A deployment job is the pipeline job that takes a built artifact and releases it to a target environment such as staging or production.

Build and test jobs prepare your code; a deployment job actually ships it. It is the part of the pipeline that pushes a container image, copies files to a server, updates a cloud service, or applies infrastructure changes. Because it changes the running system, a deployment job carries more risk and usually has extra guardrails around it.

What a deployment job does

It takes the artifact produced earlier in the pipeline and applies it to an environment: pushing an image to a registry and rolling it out, running database migrations, or invoking a deploy tool. The target is usually named (staging, production) so the pipeline can track what is where.

How deploy jobs differ from build jobs

  • They target a named environment, not just a workspace.
  • They often require approvals or protected-environment rules.
  • They are frequently restricted to specific branches or tags.
  • They may run one at a time to avoid concurrent deploys.

A quick example

A deploy job might run kubectl set image deployment/app app=registry/app:${SHA} to roll out a new container, or call a platform CLI to release the latest build. The ${SHA} ties the deploy to the exact commit that was built and tested.

Guardrails on deploys

Because a deploy changes production, teams add approvals, environment protection, and concurrency limits. A rollback path is essential: if the deploy job ships a bad build, a rollback job should be able to put the previous version back quickly.

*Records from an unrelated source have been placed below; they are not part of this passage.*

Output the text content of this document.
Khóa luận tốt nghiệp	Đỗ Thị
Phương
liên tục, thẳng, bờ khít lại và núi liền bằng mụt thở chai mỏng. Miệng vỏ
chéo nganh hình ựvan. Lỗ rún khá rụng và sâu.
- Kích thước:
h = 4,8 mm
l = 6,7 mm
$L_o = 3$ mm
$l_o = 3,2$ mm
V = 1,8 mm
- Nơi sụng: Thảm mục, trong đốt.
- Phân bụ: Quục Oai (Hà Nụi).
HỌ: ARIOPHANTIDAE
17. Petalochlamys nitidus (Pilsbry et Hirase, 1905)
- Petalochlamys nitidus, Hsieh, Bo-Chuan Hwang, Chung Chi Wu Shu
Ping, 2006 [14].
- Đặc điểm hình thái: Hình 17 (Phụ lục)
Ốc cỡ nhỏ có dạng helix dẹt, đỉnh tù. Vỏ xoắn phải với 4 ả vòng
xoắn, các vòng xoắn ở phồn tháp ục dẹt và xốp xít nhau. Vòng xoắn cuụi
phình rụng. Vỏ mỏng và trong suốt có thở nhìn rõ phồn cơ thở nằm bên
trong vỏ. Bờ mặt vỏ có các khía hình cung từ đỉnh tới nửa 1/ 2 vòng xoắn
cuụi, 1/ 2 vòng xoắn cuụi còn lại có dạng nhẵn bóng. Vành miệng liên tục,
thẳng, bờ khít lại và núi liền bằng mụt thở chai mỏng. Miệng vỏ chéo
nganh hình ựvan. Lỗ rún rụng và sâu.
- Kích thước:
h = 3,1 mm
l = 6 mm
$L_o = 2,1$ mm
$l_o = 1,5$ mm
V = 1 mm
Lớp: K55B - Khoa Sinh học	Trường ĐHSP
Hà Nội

Deploy jobs and reliability

A deploy that fails halfway is worse than one that never started. Reliable deploy jobs are idempotent and verifiable, with a post-deployment check confirming the new version is healthy. Stable runners reduce mid-deploy interruptions; managed runners (Latchkey) retry transient infrastructure blips so a deploy is less likely to fail for reasons unrelated to your code.

Key takeaways

  • A deployment job releases a built artifact to a named environment.
  • It carries more risk than build jobs, so it gets approvals and protection.
  • Pair it with a rollback path and a post-deployment health check.